Woman rescues stray puppy, dies of rabies

Henrietta Brewer
May 13, 2019

Norwegian Birgitte Kallestad, 24, died on Monday night more than two months after coming into contact with the dog while travelling with friends.

Birgitte Kallestad, 24, was on holiday with friends when they found the puppy on a street, her family said in a statement.

She washed and groomed the puppy. According to her family, doctors couldn't initially determine what was the cause of her illness, despite several trips to the emergency room. She patched up and sterilized the wounds herself.

However, she gave up the ghost as doctors tried to treat her at the hospital where she had been working before she traveled. She had been admitted for a week before she died.

Of these, 31 have been vaccinated, according to local media.

But it was too late. She died on Monday night, eight days after being admitted to the hospital where she worked.

Her family said: 'Our dear Birgitte loved animals. We fear that this will happen to others as you have a big heart.

"We are very sympathetic with the family", Sir Feruglio, a Senior Medical Officer at the Institute, told the BBC. "This is a disease that's endemic in 150 countries and it's a huge health problem".

There have been no cases of rabies in Norway for over 200 years.

Birgitte's friends who were on the trip and who were also in contact with the dog have been alerted and Norway's health trust has so far been in contact with 77 people who have been in contact with Birgitte.

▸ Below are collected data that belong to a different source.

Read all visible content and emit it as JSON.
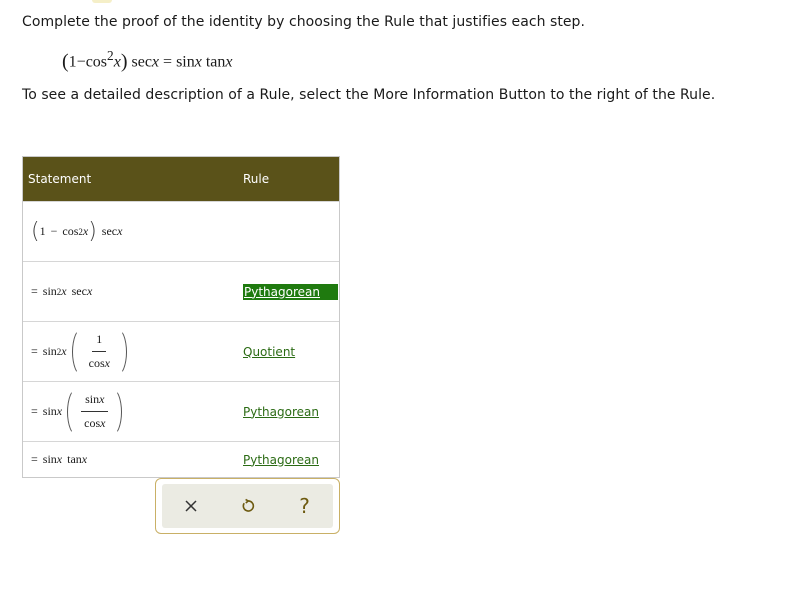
{
  "instructions": {
    "line1": "Complete the proof of the identity by choosing the Rule that justifies each step.",
    "line2": "To see a detailed description of a Rule, select the More Information Button to the right of the Rule."
  },
  "identity": {
    "one": "1",
    "minus": "−",
    "cos": "cos",
    "exp": "2",
    "x": "x",
    "sec": "sec",
    "equals": "=",
    "sin": "sin",
    "tan": "tan"
  },
  "table": {
    "header_statement": "Statement",
    "header_rule": "Rule",
    "rows": [
      {
        "eq": "",
        "rule": ""
      },
      {
        "eq": "=",
        "rule": "Pythagorean"
      },
      {
        "eq": "=",
        "rule": "Quotient"
      },
      {
        "eq": "=",
        "rule": "Pythagorean"
      },
      {
        "eq": "=",
        "rule": "Pythagorean"
      }
    ]
  },
  "math": {
    "one": "1",
    "minus": "−",
    "cos": "cos",
    "sin": "sin",
    "sec": "sec",
    "tan": "tan",
    "x": "x",
    "two": "2"
  },
  "toolbar": {
    "clear_icon": "close-icon",
    "undo_icon": "undo-icon",
    "help_label": "?"
  },
  "colors": {
    "header_bg": "#5a5219",
    "link": "#2b6b14",
    "selected_bg": "#1f7a0f",
    "toolbar_border": "#c9b066",
    "toolbar_bg": "#ebebe3",
    "help_icon": "#6d5a10"
  }
}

Kallestad's family is now urging Norwegian authorities to include the rabies vaccine in the inoculation programme for the Philippines and other places where rabies can be contracted from animals.

Under Norwegian law, rabies vaccines are not compulsory.

No-one from Norway's public health body was immediately available for comment.

Filipino children play at a broken fishing boat in Manila Bay in Baseco, Tondo on July 8, 2017.

The disease kills thousands of people every year, mostly in Asia and Africa, where it is prevalent.

"The rabies virus infects the central nervous system, ultimately causing disease in the brain and death". (AFP/Getty Images) A stray dog in a file photo.